The importance and value of trees

Graphic by Amanda Bollig.

Ever since the Derecho hit Cedar Rapids last year, the conversation about the significance of trees has expanded. The fact that the city’s logo is a tree, puts the impact of loss and destruction into perspective. According to City Arborist Todd Fagan, Cedar Rapids lost close to 80,000 trees, obliterating two-thirds of the city’s canopy. With the loss comes long term adverse effects, like increased energy bills and stormwater runoff, which will take time to fully assess.  

What many people don’t realize is the value of trees and the benefit of their role in our modern lifestyles. Keeping this in mind, lets breakdown the benefits of trees, how they impact the  environment, and how you can help rebuild what has been lost. 

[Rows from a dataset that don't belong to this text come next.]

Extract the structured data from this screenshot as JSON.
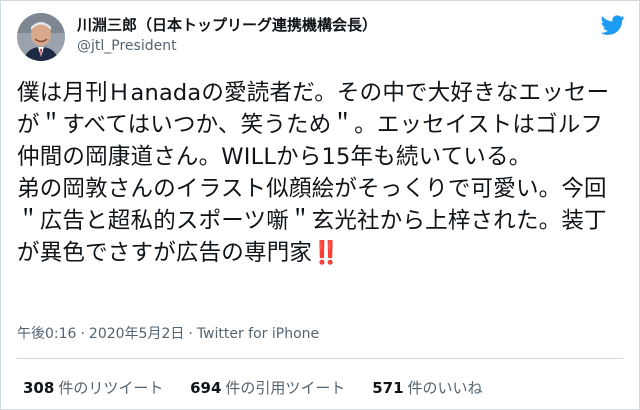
{
  "user": {
    "display_name": "川淵三郎（日本トップリーグ連携機構会長）",
    "handle": "@jtl_President",
    "avatar_icon": "avatar-photo",
    "logo_icon": "twitter-bird-icon"
  },
  "tweet": {
    "text": "僕は月刊Ｈanadaの愛読者だ。その中で大好きなエッセーが＂すべてはいつか、笑うため＂。エッセイストはゴルフ仲間の岡康道さん。WILLから15年も続いている。\n弟の岡敦さんのイラスト似顔絵がそっくりで可愛い。今回＂広告と超私的スポーツ噺＂玄光社から上梓された。装丁が異色でさすが広告の専門家",
    "emoji": "‼️"
  },
  "meta": {
    "time": "午後0:16",
    "date": "2020年5月2日",
    "separator": "·",
    "source": "Twitter for iPhone"
  },
  "stats": {
    "retweets_count": "308",
    "retweets_label": "件のリツイート",
    "quotes_count": "694",
    "quotes_label": "件の引用ツイート",
    "likes_count": "571",
    "likes_label": "件のいいね"
  },
  "colors": {
    "text": "#0f1419",
    "secondary": "#536471",
    "twitter_blue": "#1d9bf0",
    "border": "#cfd9de"
  }
}
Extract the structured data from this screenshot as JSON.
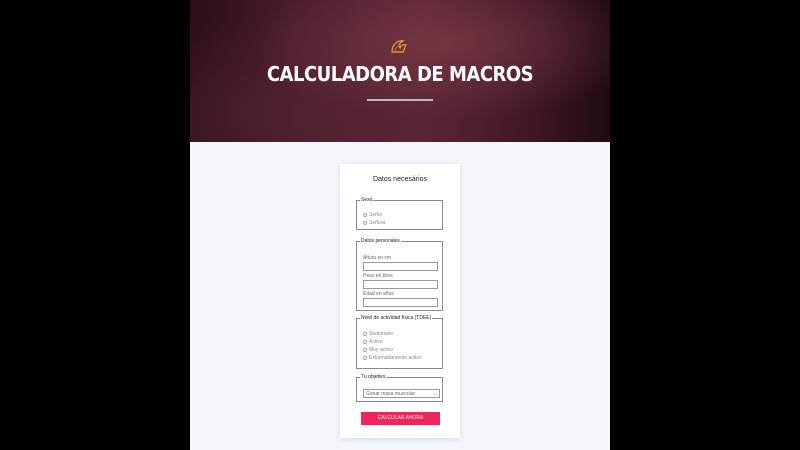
{
  "hero": {
    "title": "CALCULADORA DE MACROS"
  },
  "form": {
    "title": "Datos necesários",
    "sexo": {
      "legend": "Sexo",
      "options": [
        "Señor",
        "Señora"
      ]
    },
    "personales": {
      "legend": "Datos personales",
      "fields": [
        {
          "label": "Altura en cm",
          "value": ""
        },
        {
          "label": "Peso en kilos",
          "value": ""
        },
        {
          "label": "Edad en años",
          "value": ""
        }
      ]
    },
    "actividad": {
      "legend": "Nivel de actividad física (TDEE)",
      "options": [
        "Sedentario",
        "Activo",
        "Muy activo",
        "Extremadamente activo"
      ]
    },
    "objetivo": {
      "legend": "Tu objetivo",
      "selected": "Ganar masa muscular"
    },
    "submit_label": "CALCULAR AHORA"
  },
  "colors": {
    "accent": "#f0265a",
    "background": "#f3f7fc",
    "outer": "#000000"
  },
  "icons": {
    "logo": "flame-logo-icon",
    "select": "chevron-down-icon"
  }
}
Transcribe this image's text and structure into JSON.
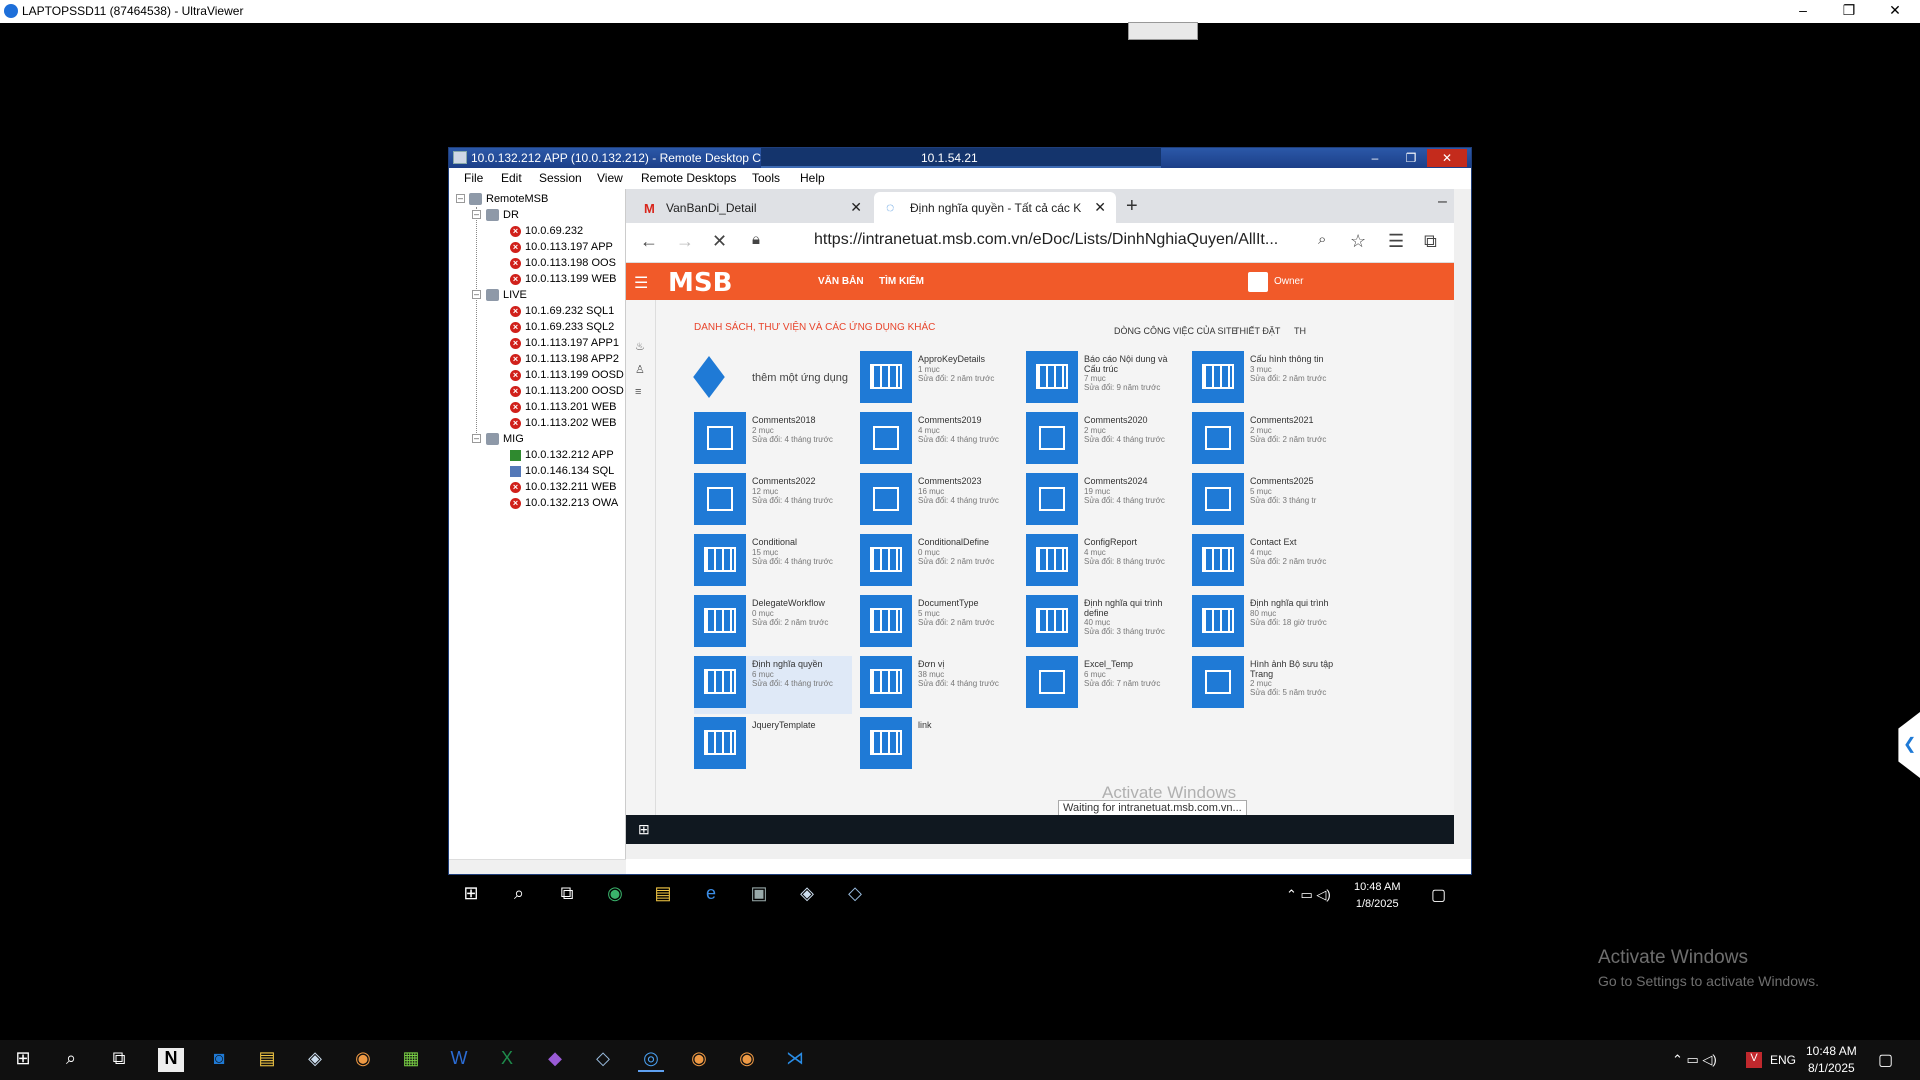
{
  "uv": {
    "title": "LAPTOPSSD11 (87464538) - UltraViewer",
    "minimize": "–",
    "restore": "❐",
    "close": "✕"
  },
  "rdc": {
    "title": "10.0.132.212 APP (10.0.132.212) - Remote Desktop C",
    "conn_ip": "10.1.54.21",
    "menu": [
      "File",
      "Edit",
      "Session",
      "View",
      "Remote Desktops",
      "Tools",
      "Help"
    ],
    "tree": {
      "root": "RemoteMSB",
      "groups": [
        {
          "name": "DR",
          "items": [
            "10.0.69.232",
            "10.0.113.197 APP",
            "10.0.113.198 OOS",
            "10.0.113.199 WEB"
          ]
        },
        {
          "name": "LIVE",
          "items": [
            "10.1.69.232 SQL1",
            "10.1.69.233 SQL2",
            "10.1.113.197 APP1",
            "10.1.113.198 APP2",
            "10.1.113.199 OOSD",
            "10.1.113.200 OOSD",
            "10.1.113.201 WEB",
            "10.1.113.202 WEB"
          ]
        },
        {
          "name": "MIG",
          "items": [
            "10.0.132.212 APP",
            "10.0.146.134 SQL",
            "10.0.132.211 WEB",
            "10.0.132.213 OWA"
          ]
        }
      ]
    }
  },
  "browser": {
    "tabs": [
      {
        "label": "VanBanDi_Detail"
      },
      {
        "label": "Định nghĩa quyền - Tất cả các K"
      }
    ],
    "url": "https://intranetuat.msb.com.vn/eDoc/Lists/DinhNghiaQuyen/AllIt...",
    "status": "Waiting for intranetuat.msb.com.vn..."
  },
  "msb": {
    "logo": "MSB",
    "nav": [
      "VĂN BẢN",
      "TÌM KIẾM"
    ],
    "owner": "Owner",
    "section_title": "DANH SÁCH, THƯ VIỆN VÀ CÁC ỨNG DỤNG KHÁC",
    "actions": [
      "DÒNG CÔNG VIỆC CỦA SITE",
      "THIẾT ĐẶT",
      "TH"
    ],
    "add_app": "thêm một ứng dụng",
    "apps": [
      {
        "name": "ApproKeyDetails",
        "count": "1 mục",
        "mod": "Sửa đổi: 2 năm trước",
        "type": "list"
      },
      {
        "name": "Báo cáo Nội dung và Cấu trúc",
        "count": "7 mục",
        "mod": "Sửa đổi: 9 năm trước",
        "type": "list"
      },
      {
        "name": "Cấu hình thông tin",
        "count": "3 mục",
        "mod": "Sửa đổi: 2 năm trước",
        "type": "list"
      },
      {
        "name": "Comments2018",
        "count": "2 mục",
        "mod": "Sửa đổi: 4 tháng trước",
        "type": "doc"
      },
      {
        "name": "Comments2019",
        "count": "4 mục",
        "mod": "Sửa đổi: 4 tháng trước",
        "type": "doc"
      },
      {
        "name": "Comments2020",
        "count": "2 mục",
        "mod": "Sửa đổi: 4 tháng trước",
        "type": "doc"
      },
      {
        "name": "Comments2021",
        "count": "2 mục",
        "mod": "Sửa đổi: 2 năm trước",
        "type": "doc"
      },
      {
        "name": "Comments2022",
        "count": "12 mục",
        "mod": "Sửa đổi: 4 tháng trước",
        "type": "doc"
      },
      {
        "name": "Comments2023",
        "count": "16 mục",
        "mod": "Sửa đổi: 4 tháng trước",
        "type": "doc"
      },
      {
        "name": "Comments2024",
        "count": "19 mục",
        "mod": "Sửa đổi: 4 tháng trước",
        "type": "doc"
      },
      {
        "name": "Comments2025",
        "count": "5 mục",
        "mod": "Sửa đổi: 3 tháng tr",
        "type": "doc"
      },
      {
        "name": "Conditional",
        "count": "15 mục",
        "mod": "Sửa đổi: 4 tháng trước",
        "type": "list"
      },
      {
        "name": "ConditionalDefine",
        "count": "0 mục",
        "mod": "Sửa đổi: 2 năm trước",
        "type": "list"
      },
      {
        "name": "ConfigReport",
        "count": "4 mục",
        "mod": "Sửa đổi: 8 tháng trước",
        "type": "list"
      },
      {
        "name": "Contact Ext",
        "count": "4 mục",
        "mod": "Sửa đổi: 2 năm trước",
        "type": "list"
      },
      {
        "name": "DelegateWorkflow",
        "count": "0 mục",
        "mod": "Sửa đổi: 2 năm trước",
        "type": "list"
      },
      {
        "name": "DocumentType",
        "count": "5 mục",
        "mod": "Sửa đổi: 2 năm trước",
        "type": "list"
      },
      {
        "name": "Định nghĩa qui trình define",
        "count": "40 mục",
        "mod": "Sửa đổi: 3 tháng trước",
        "type": "list"
      },
      {
        "name": "Định nghĩa qui trình",
        "count": "80 mục",
        "mod": "Sửa đổi: 18 giờ trước",
        "type": "list"
      },
      {
        "name": "Định nghĩa quyền",
        "count": "6 mục",
        "mod": "Sửa đổi: 4 tháng trước",
        "type": "list"
      },
      {
        "name": "Đơn vị",
        "count": "38 mục",
        "mod": "Sửa đổi: 4 tháng trước",
        "type": "list"
      },
      {
        "name": "Excel_Temp",
        "count": "6 mục",
        "mod": "Sửa đổi: 7 năm trước",
        "type": "doc"
      },
      {
        "name": "Hình ảnh Bộ sưu tập Trang",
        "count": "2 mục",
        "mod": "Sửa đổi: 5 năm trước",
        "type": "doc"
      },
      {
        "name": "JqueryTemplate",
        "count": "",
        "mod": "",
        "type": "list"
      },
      {
        "name": "link",
        "count": "",
        "mod": "",
        "type": "list"
      }
    ],
    "watermark": "Activate Windows",
    "watermark2": "Go to Settings to activate Windows."
  },
  "inner_clock": {
    "time": "10:48 AM",
    "date": "1/8/2025"
  },
  "outer": {
    "activate1": "Activate Windows",
    "activate2": "Go to Settings to activate Windows.",
    "lang": "ENG",
    "time": "10:48 AM",
    "date": "8/1/2025"
  }
}
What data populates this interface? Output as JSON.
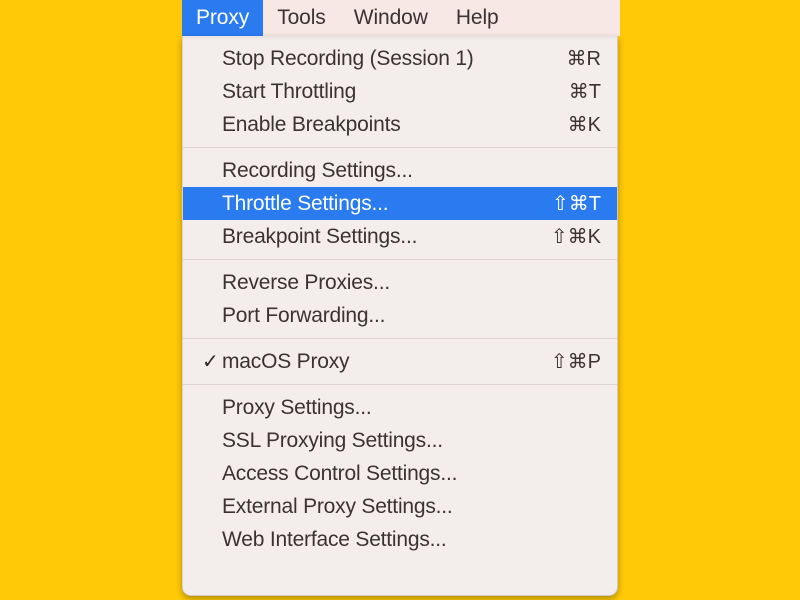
{
  "background_color": "#ffc907",
  "accent_color": "#2a7bf0",
  "menubar": {
    "background_color": "#f7e7e5",
    "items": [
      {
        "label": "Proxy",
        "active": true
      },
      {
        "label": "Tools",
        "active": false
      },
      {
        "label": "Window",
        "active": false
      },
      {
        "label": "Help",
        "active": false
      }
    ]
  },
  "menu": {
    "title": "Proxy",
    "groups": [
      {
        "items": [
          {
            "label": "Stop Recording (Session 1)",
            "shortcut": "⌘R",
            "checked": false,
            "selected": false
          },
          {
            "label": "Start Throttling",
            "shortcut": "⌘T",
            "checked": false,
            "selected": false
          },
          {
            "label": "Enable Breakpoints",
            "shortcut": "⌘K",
            "checked": false,
            "selected": false
          }
        ]
      },
      {
        "items": [
          {
            "label": "Recording Settings...",
            "shortcut": "",
            "checked": false,
            "selected": false
          },
          {
            "label": "Throttle Settings...",
            "shortcut": "⇧⌘T",
            "checked": false,
            "selected": true
          },
          {
            "label": "Breakpoint Settings...",
            "shortcut": "⇧⌘K",
            "checked": false,
            "selected": false
          }
        ]
      },
      {
        "items": [
          {
            "label": "Reverse Proxies...",
            "shortcut": "",
            "checked": false,
            "selected": false
          },
          {
            "label": "Port Forwarding...",
            "shortcut": "",
            "checked": false,
            "selected": false
          }
        ]
      },
      {
        "items": [
          {
            "label": "macOS Proxy",
            "shortcut": "⇧⌘P",
            "checked": true,
            "check_glyph": "✓",
            "selected": false
          }
        ]
      },
      {
        "items": [
          {
            "label": "Proxy Settings...",
            "shortcut": "",
            "checked": false,
            "selected": false
          },
          {
            "label": "SSL Proxying Settings...",
            "shortcut": "",
            "checked": false,
            "selected": false
          },
          {
            "label": "Access Control Settings...",
            "shortcut": "",
            "checked": false,
            "selected": false
          },
          {
            "label": "External Proxy Settings...",
            "shortcut": "",
            "checked": false,
            "selected": false
          },
          {
            "label": "Web Interface Settings...",
            "shortcut": "",
            "checked": false,
            "selected": false
          }
        ]
      }
    ]
  }
}
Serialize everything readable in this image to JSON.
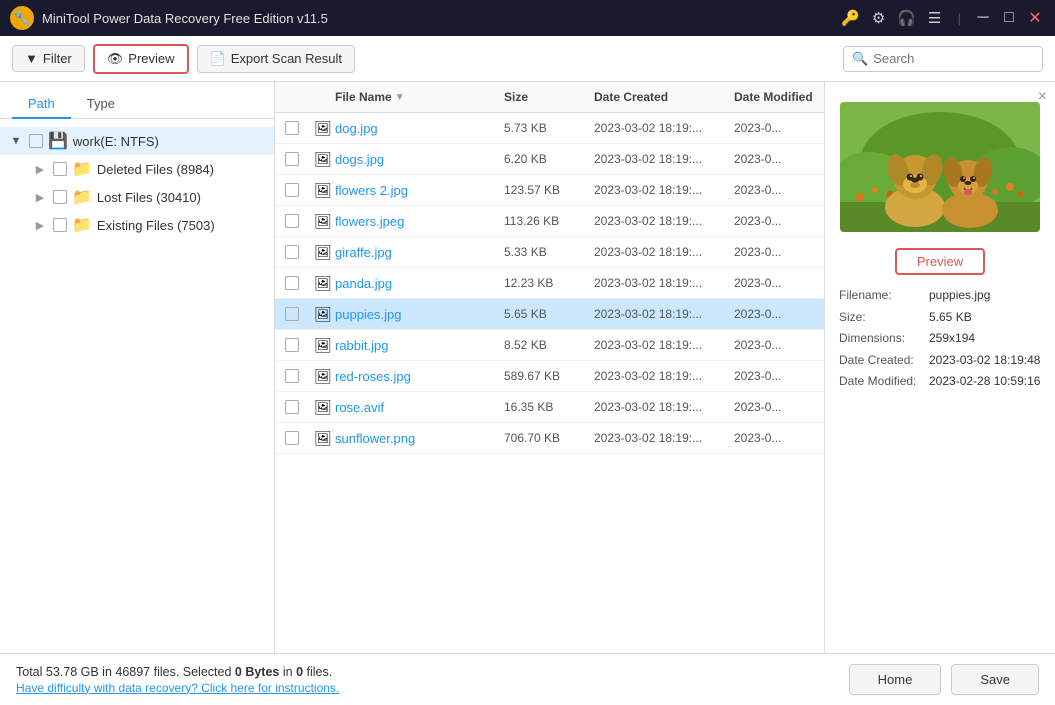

Trees contribute to their environment by providing oxygen, improving air quality, climate control, conserving water, preserving soil, and supporting wildlife. According to the U.S. Department of Agriculture, “One acre of forest absorbs six tons of carbon dioxide and puts out four tons of oxygen.”  

Trees control climate by moderating the effects of the sun, rain, and wind. Leaves absorb and filter the sun’s energy, keeping things cool in the summer. Shade from trees reduces the need for air conditioning in summer also. During windy and cold seasons, trees located on the windward side act as windbreaks. 

Both above and below ground, trees are essential to the eco-systems in which they reside. Trees filter sewage and farm chemicals, reduce the effects of animal wastes, clean roadside spills, slow down flooding and clean water runoff into streams. Trees also contribute vital minerals to the soil by shedding their foliage and allowing it to decompose as mulch. 

Trees also muffle urban noise almost as effectively as stone walls. 

Another reason we like trees is because they are both beautiful and majestic. Modern communities value forests and trees for their calming influence. These strong bonds are evidenced by numerous groups and organizations across the country that protect and save large or historic trees from modern development.  

These reasons are why trees are a vital part of our everyday lives. The good news is you can help,   with organizations like Trees Forever and Releaf Cedar Rapids, you can improve efforts to rebuild. By helping the cause, you can ensure future generations enjoy the beauty and benefit of trees.